The girl was standing near her desk with a yellow cup in her hand, no one else in evidence.
She tilted it over her nose to sip.
She nodded and turned to go into the back room where the big canvases were. A chair was pulled out in there and I may have heard her bottom settle just before the knock of her cup on wood.
I went to the Jan Graf picture of the woman. I could not say then how the painter’s analytic design had let me see the red-haired woman; for one thing the abstraction didn’t shift into something comfortable other than its tumbling cubic artily disheveled self, but she was there.
I would visit the homeopathic Druid. He’d known about my diary. He knew me. But he knew something else, even though it might turn out to be associated with his various respiratory and muscular knowledge.
I would like to take a cab home but I had almost nothing but dollars and anyway I didn’t want to spend the money.
With Jenny’s magic marker I colored in the hair of the woman a slick, dry, too orange rust-red. I did not move. The picture had changed. I wasn’t so worried about Jenny. The hair had become too vital and the abstraction had become either more subtle or less strong, depending on your viewpoint.
Jenny could go to America if she wanted. San Francisco would be safer than New York. Even L.A. She could do what she liked with her remaining A-levels. Yet I would never tell her so.
I left the gallery. I was getting fairly close to rush hour, which I avoid.

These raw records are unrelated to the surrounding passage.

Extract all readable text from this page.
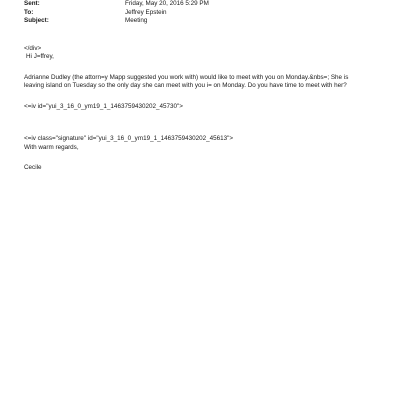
Sent:	Friday, May 20, 2016 5:29 PM
To:	Jeffrey Epstein
Subject:	Meeting
</div>
Hi J=ffrey,
Adrianne Dudley (the attorn=y Mapp suggested you work with) would like to meet with you on Monday.&nbs=; She is
leaving island on Tuesday so the only day she can meet with you i= on Monday. Do you have time to meet with her?
<=iv id="yui_3_16_0_ym19_1_1463759430202_45730">
<=iv class="signature" id="yui_3_16_0_ym19_1_1463759430202_45613">
With warm regards,
Cecile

In a later Evening Standard I bought at the tube the only thing different was a stop-press item down the side of the page at right angles to the main print, about a Rembrandt drawing. It had just sold in New York for a puzzling three thousand less than it had been appraised. No doubt no one had lost. The inflation has to stop someplace. I was in a smoker and women on either side of me were smoking purposefully and not reading. You do not pass from car to car in the London Underground, you get in a car and stay there. A boy and girl with high rucksacks on their backs stood swaying at the pole by the door; their packs were sewn all over with insignia.
At the Holloway Road tube stop I met in the elevator an acquaintance outside our circle. He’s a pediatrician. His heavy round face seemed browner. He’d been to 2001 this afternoon all alone. He wanted me to know it at once. He smiled.
We were waiting for a bus, and the Holloway Road lorry traffic wouldn’t let up.
What happened to your sick children then?
I share a surgery with three other doctors, I thought I would disappear this afternoon.
I knew I would remember the man’s name.
I told him the facilities for disappearing were even better in New York. He asked when I was going again, my daughter wanted to go to the States he seemed to recall, to work (wasn’t it?), I was in films he seemed to remember.
On the fringe, I said, if that.
He was quite a nice person.
He said, We know an American couple you must meet. You live in Highgate. I said I was traveling lately but we must be in touch.
Doesn’t your wife paint? he said.
Not yet, I said.
My bus came and he stepped up behind me. I needed a cigarette but we sat downstairs. Some people do listen in England or seem to. It may be better than not listening and if you are the one listened to you sometimes feel good. But there can be something wrong in it. What?
He said he would give me his number and when my timetable was easier we’d get together.
He got my address and number.
I asked if he thought Dr. Spock would make a good President.
I pulled out my little notebook and with it a crumpled American air letter which fell to the floor of the bus. I asked him how to spell his name, I said I couldn’t spell worth a damn.
He had to get up to press the Request button but we were nowhere near his address; I was thinking about his address, visualizing it, I knew the block. He said, I’m just going to take a long look at the work of our mutual friend, and he named Geoff Millan. He smiled again as if at a mystery divided between us. What had he said about New York that night? Nice place to live but dreadful to visit — the opposite of what one said.